Bianetth Valdez, HomePlate's outreach coordinator, said with schools and other locations such as public parks closed, it has been harder for the outreach team to find homeless youth.

"Yesterday, we did not come into contact with anyone," Valdez said. "And hearing from Wednesday folks, they said that they didn't see anybody. That's a vast contrast to last week."

Typically, outreach team members and a volunteer go out into the community four evenings per week and look for youth between 12 and 24 years old to offer resources, discuss services available at HomePlate, and spread awareness in case someone doesn't need services but knows someone who does.

That outreach has been reduced to two nights per week, and volunteers are not participating.

Valdez said she's concerned homeless youth will be left out of efforts to provide resources to unhoused people as a whole, because so much of the focus on helping people who are unhoused is on adults and families. Unaccompanied youth also have different needs and seek resources in different ways, she pointed out.

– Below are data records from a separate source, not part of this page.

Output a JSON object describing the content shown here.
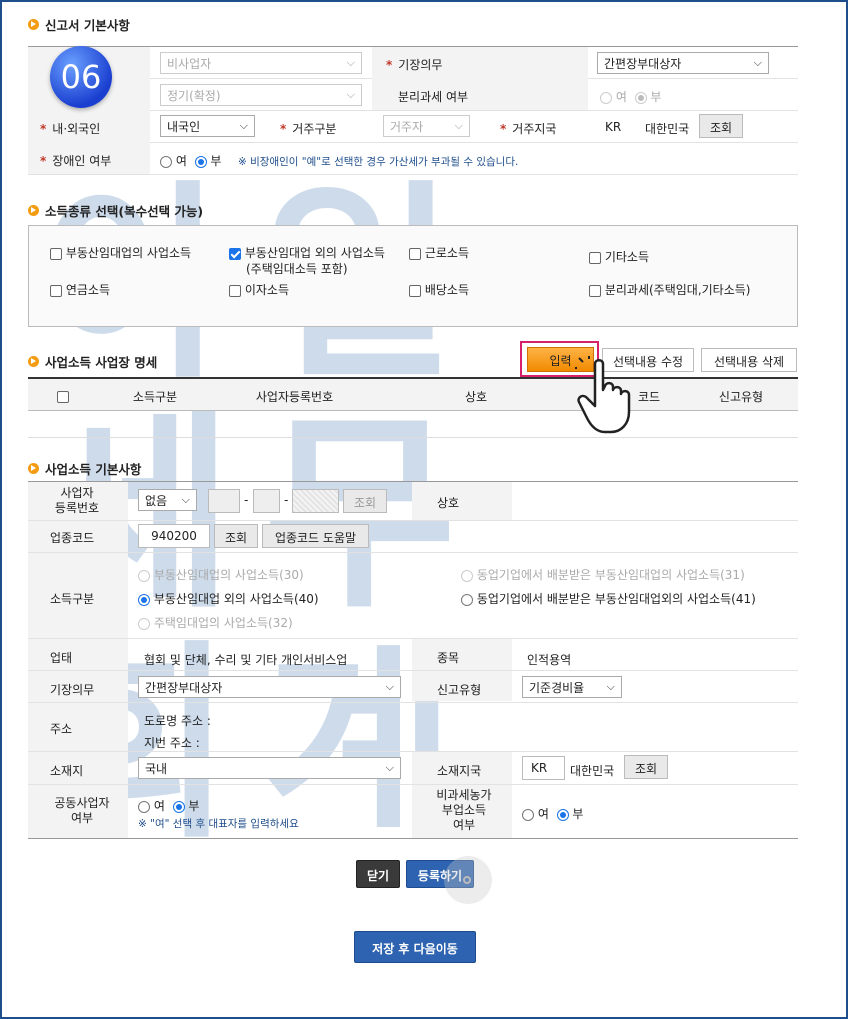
{
  "badge": "06",
  "section1": {
    "title": "신고서 기본사항",
    "row1": {
      "left_select": "비사업자",
      "label": "기장의무",
      "select": "간편장부대상자"
    },
    "row2": {
      "left_select": "정기(확정)",
      "label": "분리과세 여부",
      "opt_yes": "여",
      "opt_no": "부"
    },
    "row3": {
      "label_nation": "내·외국인",
      "nation_select": "내국인",
      "label_residence": "거주구분",
      "residence_select": "거주자",
      "label_country": "거주지국",
      "country_code": "KR",
      "country_name": "대한민국",
      "lookup": "조회"
    },
    "row4": {
      "label": "장애인 여부",
      "opt_yes": "여",
      "opt_no": "부",
      "note": "※ 비장애인이 \"예\"로 선택한 경우 가산세가 부과될 수 있습니다."
    }
  },
  "section2": {
    "title": "소득종류 선택(복수선택 가능)",
    "items": [
      "부동산임대업의 사업소득",
      "부동산임대업 외의 사업소득",
      "(주택임대소득 포함)",
      "근로소득",
      "기타소득",
      "연금소득",
      "이자소득",
      "배당소득",
      "분리과세(주택임대,기타소득)"
    ]
  },
  "section3": {
    "title": "사업소득 사업장 명세",
    "btn_input": "입력",
    "btn_edit": "선택내용 수정",
    "btn_delete": "선택내용 삭제",
    "columns": [
      "소득구분",
      "사업자등록번호",
      "상호",
      "코드",
      "신고유형"
    ]
  },
  "section4": {
    "title": "사업소득 기본사항",
    "reg_label": "사업자\n등록번호",
    "reg_select": "없음",
    "lookup": "조회",
    "name_label": "상호",
    "industry_label": "업종코드",
    "industry_code": "940200",
    "industry_help": "업종코드 도움말",
    "income_label": "소득구분",
    "income_opts": [
      "부동산임대업의 사업소득(30)",
      "부동산임대업 외의 사업소득(40)",
      "주택임대업의 사업소득(32)",
      "동업기업에서 배분받은 부동산임대업의 사업소득(31)",
      "동업기업에서 배분받은 부동산임대업외의 사업소득(41)"
    ],
    "biz_label": "업태",
    "biz_value": "협회 및 단체, 수리 및 기타 개인서비스업",
    "item_label": "종목",
    "item_value": "인적용역",
    "bookkeeping_label": "기장의무",
    "bookkeeping_select": "간편장부대상자",
    "report_label": "신고유형",
    "report_select": "기준경비율",
    "address_label": "주소",
    "road_address": "도로명 주소 :",
    "lot_address": "지번 주소 :",
    "location_label": "소재지",
    "location_select": "국내",
    "country_label": "소재지국",
    "country_code": "KR",
    "country_name": "대한민국",
    "joint_label": "공동사업자\n여부",
    "joint_yes": "여",
    "joint_no": "부",
    "joint_note": "※ \"여\" 선택 후 대표자를 입력하세요",
    "nontax_label": "비과세농가\n부업소득\n여부",
    "nontax_yes": "여",
    "nontax_no": "부"
  },
  "footer": {
    "close": "닫기",
    "register": "등록하기",
    "save_next": "저장 후 다음이동"
  },
  "watermark": {
    "line1": "아일",
    "line2": "세무",
    "line3": "회계"
  }
}
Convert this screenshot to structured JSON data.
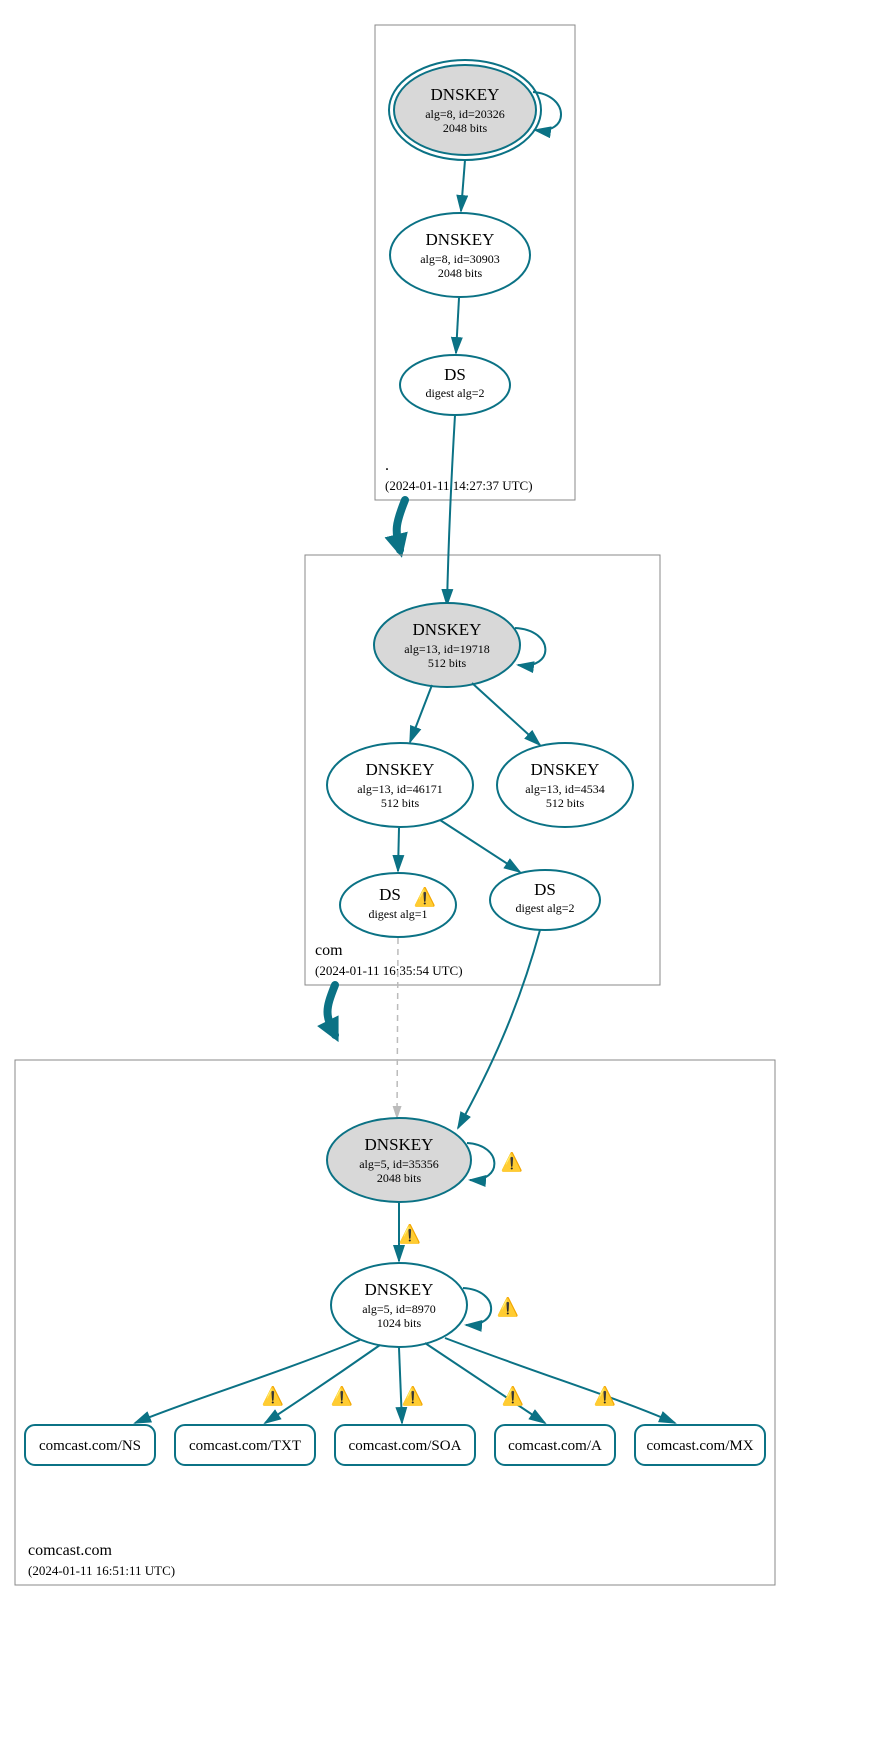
{
  "zones": {
    "root": {
      "name": ".",
      "timestamp": "(2024-01-11 14:27:37 UTC)"
    },
    "com": {
      "name": "com",
      "timestamp": "(2024-01-11 16:35:54 UTC)"
    },
    "target": {
      "name": "comcast.com",
      "timestamp": "(2024-01-11 16:51:11 UTC)"
    }
  },
  "nodes": {
    "root_ksk": {
      "title": "DNSKEY",
      "l1": "alg=8, id=20326",
      "l2": "2048 bits"
    },
    "root_zsk": {
      "title": "DNSKEY",
      "l1": "alg=8, id=30903",
      "l2": "2048 bits"
    },
    "root_ds": {
      "title": "DS",
      "l1": "digest alg=2"
    },
    "com_ksk": {
      "title": "DNSKEY",
      "l1": "alg=13, id=19718",
      "l2": "512 bits"
    },
    "com_zsk1": {
      "title": "DNSKEY",
      "l1": "alg=13, id=46171",
      "l2": "512 bits"
    },
    "com_zsk2": {
      "title": "DNSKEY",
      "l1": "alg=13, id=4534",
      "l2": "512 bits"
    },
    "com_ds1": {
      "title": "DS",
      "l1": "digest alg=1"
    },
    "com_ds2": {
      "title": "DS",
      "l1": "digest alg=2"
    },
    "tgt_ksk": {
      "title": "DNSKEY",
      "l1": "alg=5, id=35356",
      "l2": "2048 bits"
    },
    "tgt_zsk": {
      "title": "DNSKEY",
      "l1": "alg=5, id=8970",
      "l2": "1024 bits"
    }
  },
  "rrsets": {
    "ns": "comcast.com/NS",
    "txt": "comcast.com/TXT",
    "soa": "comcast.com/SOA",
    "a": "comcast.com/A",
    "mx": "comcast.com/MX"
  },
  "icons": {
    "warn": "⚠️"
  }
}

"Having certain businesses and nonprofits and services that our youth utilize closed, it's difficult," Valdez said. "The concern is with those basic necessities — even the simple need to charge your phone. There are very minimal options out there right now."

She said the outreach team is trying to come up with new ways to reach youth who two months ago could be found outside schools, in libraries or at TriMet transit stations and provide resources that are currently harder to access.

Those adjustments might include riding buses and MAX lines, because homeless youth are likely using transit as a way to stay mobile and out of the elements while public facilities are closed, Valdez said.

"We're still grappling with how outreach can work in this new normal," Valdez said, adding that keeping the outreach team healthy is also a priority.

Carpentier said online donations from the community will be particularly important going forward, as the nonprofit has stopped taking in-kind donations in person as a health precaution. She added the nonprofit is grateful for donors who have already responded during the coronavirus outbreak.

HomePlate had to cancel a fundraising event scheduled for April. The event was an improv show with youth, and the nonprofit expected to raise more than $77,000.

"That was kind of a blow, but it wasn't unexpected," Carpentier said.

She said HomePlate is evaluating the possibility of holding a new fundraiser later in the year in which people could participate remotely.